I walked away from the show with a lot of admiration for what they’re doing. At the same time, I was emotionally drained! It’s the type of show I might watch from time to time if I’m in the mood for the feels, but I think I’ll stick with lighter comedies at lunchtime from now on.

Have you seen the show? Do you have any go-to show when you need a good cry?

5 thoughts on “Looking for a Good Cry? Try This.”

  1. I adore the fab 5 and what they’re doing to help the people on the show. They are genuine and lovable guys.
    Whenever I need a good cry the “Little house on the prairie” also does the trick since I was a child. Also books can affect me and it happened more than once that I needed to suppress tears on the tube or train, as I read a lot while commuting or travelling.
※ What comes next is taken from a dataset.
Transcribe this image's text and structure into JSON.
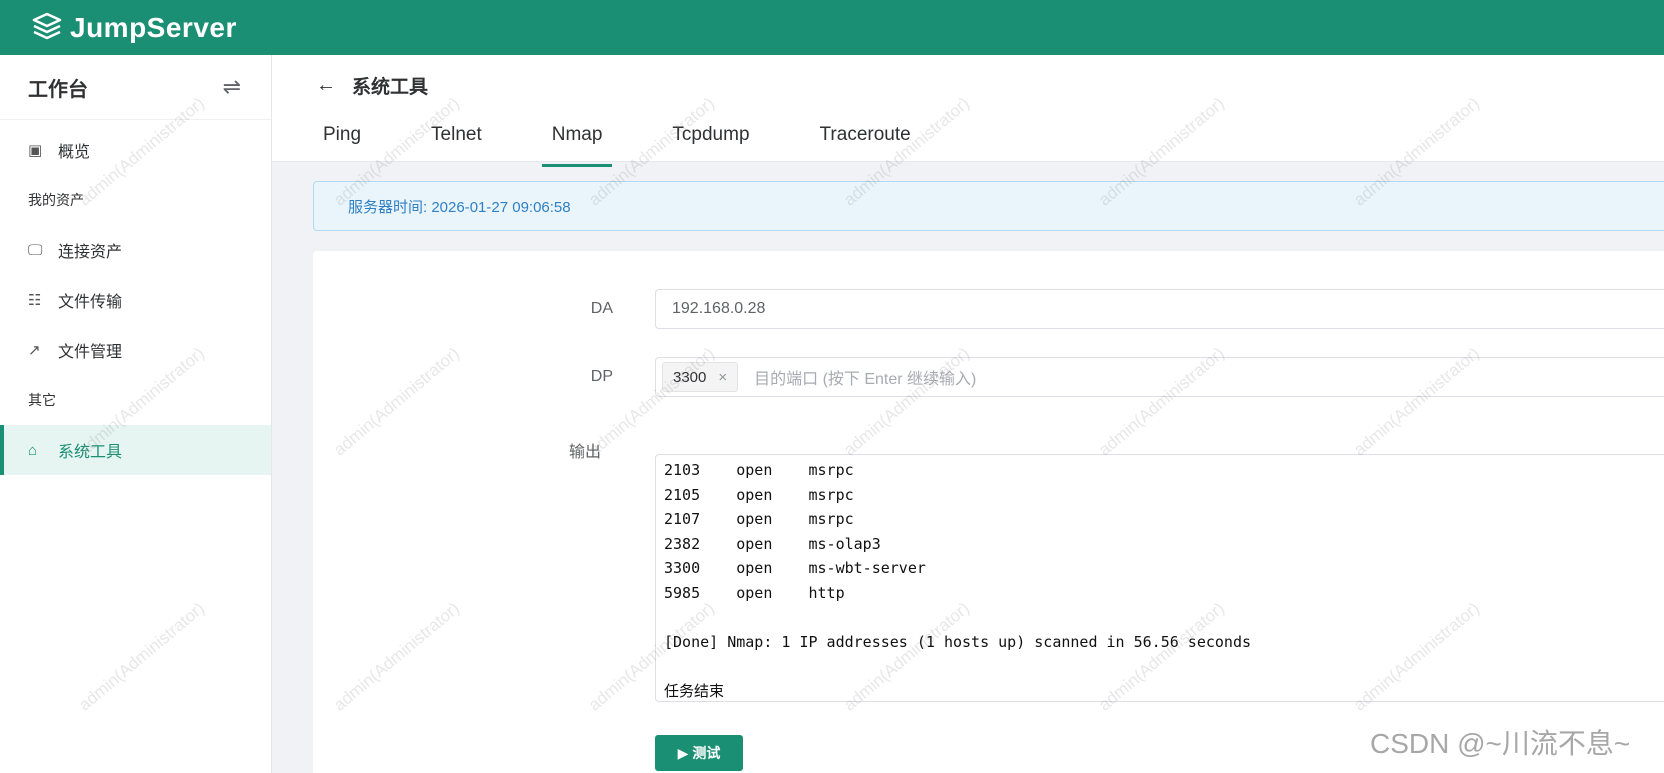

  2. I’ve watched all of their seasons and typically laugh and cry and loooove them. This one really bothered me and some google searches helped me understand how odd it was (a lot of imposing western culture on Japanese folks and not explaining the nuance of the cultural differences). I’d be curious your take on some of those criticisms Jamey. That being said, go watch all the regular seasons because they are doing amazing things here in the states!!

    • Emma: I read one of those articles, and I thought it made some interesting points. It also seemed really, really nitpicky–in my opinion, those nitpicky points diluted their insights.